2 Responses to #WadGate: Labour announces inquiry into Tory leader’s cash

  1. The only way that any inquiry into #WadGate or Elverygate will have any validity at all is if it is chaired by someone who has nothing at all to do with Croydon, no stake in the Borough and no possible interest in the outcome.

    Worthy as she seems, Anne Smith is not that person.

  2. Gutter politics.

    When Labour was in control of the council they introduced this allowance system so that most of their councillors had no other income could earn some money out of the tax-payer.

    This increased the budget by £1.4 million and to cover that and other over spend they had to increase the Council Tax by 27%.

    The Tories who made such a big issue about the 27% Council Tax rise failed to bring the Council Tax to the same levels as before. I do agree that part of the increase was for the London Mayor Ken Leavingsoon and then Boris Johnson (the one who got on the wrong train to East Dulwich, not East Croydon).

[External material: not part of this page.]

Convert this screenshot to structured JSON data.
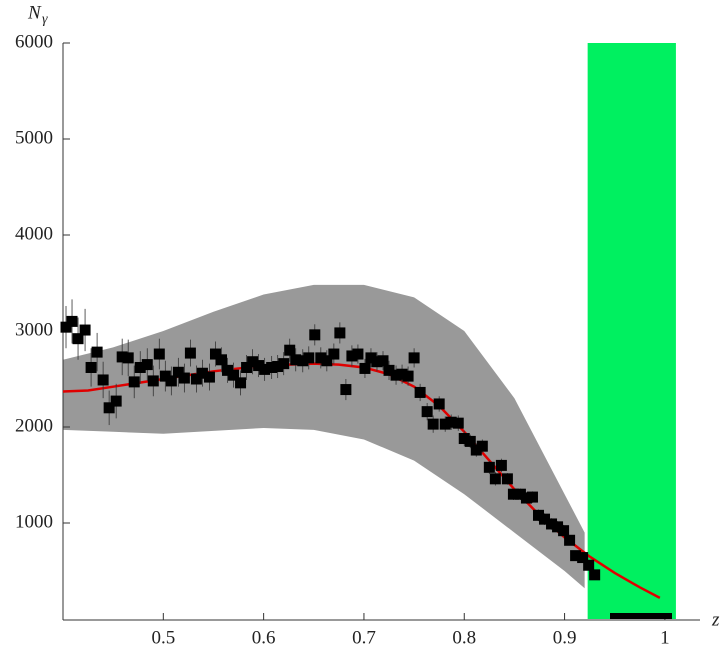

    If councillors have no other source of income (pension or another job), it is perfectly reasonable to claim an allowance provided they spend more hours doing council work.

    Some councillors claimed that they worked 80 hours a week including their full-time jobs. If one works 80 hours a week then he or she can’t be productive .

    It is morally wrong for the cabinet members to claim £43,000 for part-time work, when council officers who actually do the job are not paid that amount for their full-time job.

    I am a Conservative but for a very good reason I am with the TUC on this one.